At least one fighter on the UFC roster doesn’t sound like he’s buying into the narrative that it was okay for White to hit is wife or that he shouldn’t be held accountable for it.

Tony Ferguson poses for photos ahead of his UFC 262 fight against Beneil Dariush.
Tony Ferguson poses for photos ahead of his UFC 262 fight against Beneil Dariush.
Photo by Louis Grasse/PxImages/Icon Sportswire via Getty Images

When it came to the UFC’s athletes, Dana White’s domestic violence incident—where he was captured on video slapping his wife several times at a bar in Cabo San Lucas—ignited a wave of statements. Not against White for his actions, but against fans and pundits who would dare to suggest that the promotion president was out of line and should face some kind of repercussion for his actions.

Even noted anti-DV advocate Derek Brunson (who famously wore an “I beat up domestic abusers” t-shirt) found himself backpedaling into the safe zone of “second chances.”

UFC fighters willing to speak up against White’s actions with any conviction or vigor have been few and far between. A position that makes Tony Ferguson’s recent actions on social media worth noting. The former interim lightweight champ took to Twitter to air his feelings about his long time fight promoter, noting that White’s violence against his wife is a reflection of the way he treats athletes behind the scenes.
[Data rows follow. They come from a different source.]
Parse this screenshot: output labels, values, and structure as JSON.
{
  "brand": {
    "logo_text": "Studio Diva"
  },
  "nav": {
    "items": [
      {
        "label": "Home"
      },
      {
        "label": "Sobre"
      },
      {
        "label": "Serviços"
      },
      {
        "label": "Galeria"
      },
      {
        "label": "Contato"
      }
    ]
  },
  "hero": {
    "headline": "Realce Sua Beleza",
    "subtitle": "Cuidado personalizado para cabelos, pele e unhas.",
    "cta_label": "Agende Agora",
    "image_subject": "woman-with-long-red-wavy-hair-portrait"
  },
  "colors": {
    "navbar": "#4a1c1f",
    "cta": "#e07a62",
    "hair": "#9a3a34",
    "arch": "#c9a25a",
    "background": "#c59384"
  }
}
Ferguson himself was the subject of a 2019 restraining order from his wife during what appears to have been something of a psychotic episode for the then-35-year-old. Statements at the time reported that ‘El Cucuy’ went without sleep for three days and started “tearing apart” the family home as a result—under paranoid delusions that “someone was inside his walls.” However, Ferguson’s wife also told police that he did not physically harm anyone at the time, and that her restraining order was directed at getting him into treatment. It was dropped only a month later.

As for White, the UFC president faced a brief wave of criticism from media members for his actions, but made it clear he would not address the incident publicly further, and would not face any internal suspension from his duties with the UFC. Instead, he claimed that the real punishment would be the labels he’d have to carry for the rest of his life.

“There’s a lot of things that I’m going to have to deal with for the rest of my life that are way more of a punishment than what, I take a 30-day [or a] 60-day absence?” White told reporters. “That’s not a punishment to me. The punishment is that I did it, and now I have to deal with it.”

In the meantime, the UFC has already had to face pressure from an existing class action lawsuit from former fighters. While getting through the court system has been an agonizingly slow process, that legal battle has yielded some positive results. Francis Ngannou’s ability to sunset his deal with the world’s largest MMA promotion, while still holding the heavyweight title, is almost certainly a direct result of the class action challenge to UFC contract language. It’s also likely why the UFC has modified their more recent contracts with language that makes filing a class action suit against them in the future just that much more difficult.